Önce şu tespitlere bir göz atalım.
Suriye’de Esad rejiminin kontrol ettiği ve yanında yer alan Nusayri nüfus savaştan önce 2 milyon 640 bin kişiydi.
Ülkedeki yaklaşık 2 milyon Hıristiyan’ın çoğu da savaş çıktıktan sonra göç etti.
Şam rejiminin bu savaşta yetişmiş 100 binden fazla genci öldü.
Savaştan önce nüfusu 1 milyon 800 bin olan Şam’ın nüfusu ise bugün 5 milyon civarında. Neredeyse Lazkiye hariç tüm rejim taraftarları Şam ve çevresinde dar bir alana hapsoldular.

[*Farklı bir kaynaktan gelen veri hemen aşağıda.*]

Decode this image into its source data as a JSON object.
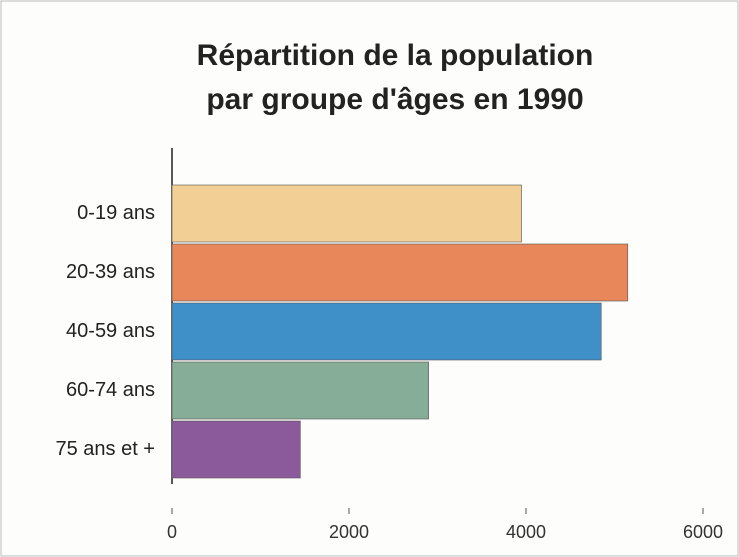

Çünkü ülkede konuşlanan İran ordusu, DEAŞ’ın saldırıları ile boşalan ve Şam’a göç eden Nusayri-Hıristiyan nüfusun boşalttığı yerlere DEAŞ’ı kovduktan sonra Afganistan’dan, Pakistan ve çeşitli ülkelerden getirilen ekstremist Şii nüfusu yerleştirdi. Ve buna devam etmekte.
Geçen hafta Lazkiye’nin güney mahallesi Jable’de de bombalar patladı. Yakında oradaki Nusayriler de göç edecek ve göreceksiniz oralara da yine İran’ın Şiileri yerleştirilecek.
İran Suriye’nin demografik yapısını değiştiriyor. Nusayri nüfus bu kez azgın ve saldırgan radikal bir Şii nüfus ile baş başa kalma durumunda.
Çaktırmıyorlar ama rejim çok sıkıntılı.
Bir çarpıcı örnek daha.
Şam 15 gündür susuz.
Çünkü şehrin 16 kilometre kuzeyinde muhaliflerin kontrolünde bulunan ve aynı zamanda Şam’ın su ihtiyacını karşılayan Barada Vadisi’nden su akışı kesildi. İki hafta öncesine kadar, rejim güçleri, Şam'a su akışının engellenmemesi karşılığında muhaliflerin kontrolündeki bölgeye sınırlı miktarda gıda girmesine izin veriyordu.